Perubahan iklim mempercepat hilangnya keanekaragaman hayati pada tingkat yang mengkhawatirkan, mengubah distribusi kehidupan di bumi itu sendiri (Burrows et al., 2014), mengikis ekonomi, mata pencaharian, ketahanan pangan, kesehatan, dan kualitas hidup di seluruh dunia (IPBES, 2019). Perubahan transformatif global sangat dibutuhkan untuk mengatasi krisis eksistensial ini. Intergovernmental Panel on Climate Change (IPCC) dan Intergovernmental Science – Policy Platform on Biodiversity and Ecosystem Services (IPBES) telah mengakui ketergantungan dan interaksi antara hilangnya keanekaragaman hayati dan perubahan iklim, tidak terkecuali dalam peran biosfer dalam mengatur iklim ekstrem. Baik IPCC maupun IPBES menyerukan tindakan masyarakat yang mendesak untuk mengurangi jejak ekologis manusia dan dekarbonisasi ekonomi global.
Kondisi iklim yang berubah dengan cepat mengancam kelangsungan hidup jangka panjang banyak spesies (Urban, 2015), menyebabkan kepunahan lokal yang meluas (Albano et al., 2021) dan berkontribusi pada kepunahan global spesies (Cahill et al., 2013). Pada tahun 2070, 35% mamalia dan 29% burung diproyeksikan memiliki lebih dari setengah relung iklim mereka di negara-negara di mana tidak ditemukan saat ini (Titley et al., 2021). Perubahan iklim juga mengancam integritas banyak ekosistem di seluruh dunia, termasuk dua ekosistem yang paling beragam di dunia seperti terumbu karang dan hutan tropis (França et al., 2020). Hilangnya keanekaragaman hayati semakin memperdalam krisis iklim, degradasi dan/atau hilangnya ekosistem yang cepat seperti mangrove, hutan tropis, lahan gambut dan lamun (Loisel et al., 2021; Pettorelli, 2021), serta berdampak besar pada kemampuan planet kita untuk menyimpan karbon, sekaligus mengurangi kemampuan alam dan manusia untuk beradaptasi dan mengatasi perubahan kondisi iklim.
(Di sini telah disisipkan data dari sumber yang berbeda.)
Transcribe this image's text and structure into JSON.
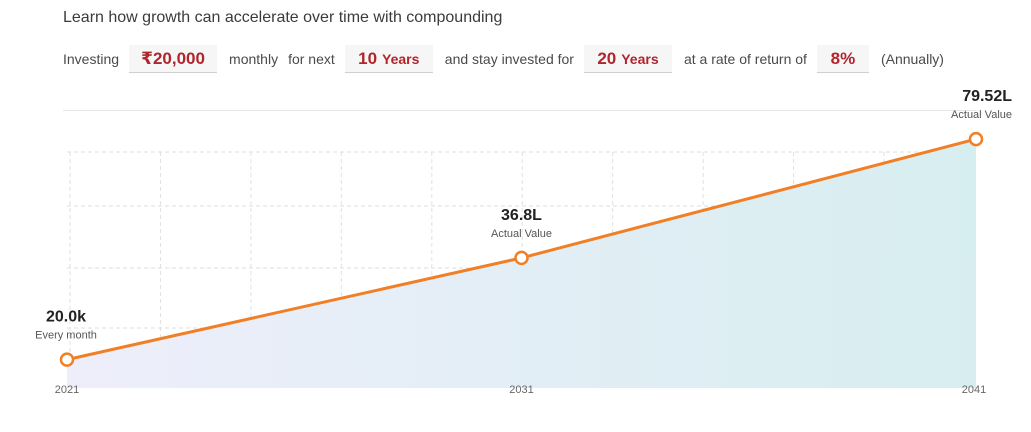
{
  "headline": "Learn how growth can accelerate over time with compounding",
  "calculator": {
    "prefix": "Investing",
    "amount": "₹20,000",
    "frequency": "monthly",
    "for_next_label": "for next",
    "invest_years_value": "10",
    "invest_years_unit": "Years",
    "stay_label": "and stay invested for",
    "stay_years_value": "20",
    "stay_years_unit": "Years",
    "rate_label": "at a rate of return of",
    "rate": "8%",
    "rate_suffix": "(Annually)"
  },
  "chart_data": {
    "type": "area",
    "x": [
      2021,
      2031,
      2041
    ],
    "y": [
      0.2,
      36.8,
      79.52
    ],
    "y_unit": "L",
    "tick_labels": [
      "2021",
      "2031",
      "2041"
    ],
    "points": [
      {
        "value": "20.0k",
        "label": "Every month"
      },
      {
        "value": "36.8L",
        "label": "Actual Value"
      },
      {
        "value": "79.52L",
        "label": "Actual Value"
      }
    ],
    "line_color": "#f07f26",
    "fill_top_color": "#d7eef0",
    "fill_bottom_color": "#eeeefb",
    "grid": true,
    "xlim": [
      2021,
      2041
    ],
    "ylim": [
      -10,
      90
    ]
  }
}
Mengingat keterkaitan ini, tidak mengherankan jika ada peningkatan pengakuan ilmiah dan politik akan perlunya pendekatan global yang lebih terintegrasi untuk mengatasi krisis iklim dan keanekaragaman hayati. Kebijakan dalam menetapkan target iklim dan keanekaragaman hayati harus dicapai jika ingin menghindari dampak terburuk, misalnya target 2°C yang ditetapkan masing-masing oleh Perjanjian Paris 2016 dan Aichi Biodiversity Targets 2020. Namun, sebagian besar gagal memenuhi Target Aichi (Tittensor et al., 2014), sementara semua bukti menunjukkan bahwa target yang ditetapkan oleh Perjanjian Paris 2016 untuk membatasi kenaikan suhu global abad ini juga akan sulit untuk dipenuhi (IPCC, 2018; O’Connor, 2019). Sekarang menjadi lebih penting dari sebelumnya untuk menetapkan target iklim dan keanekaragaman hayati yang kuat, dan untuk dapat memantau kemajuan menuju target ini secara efektif.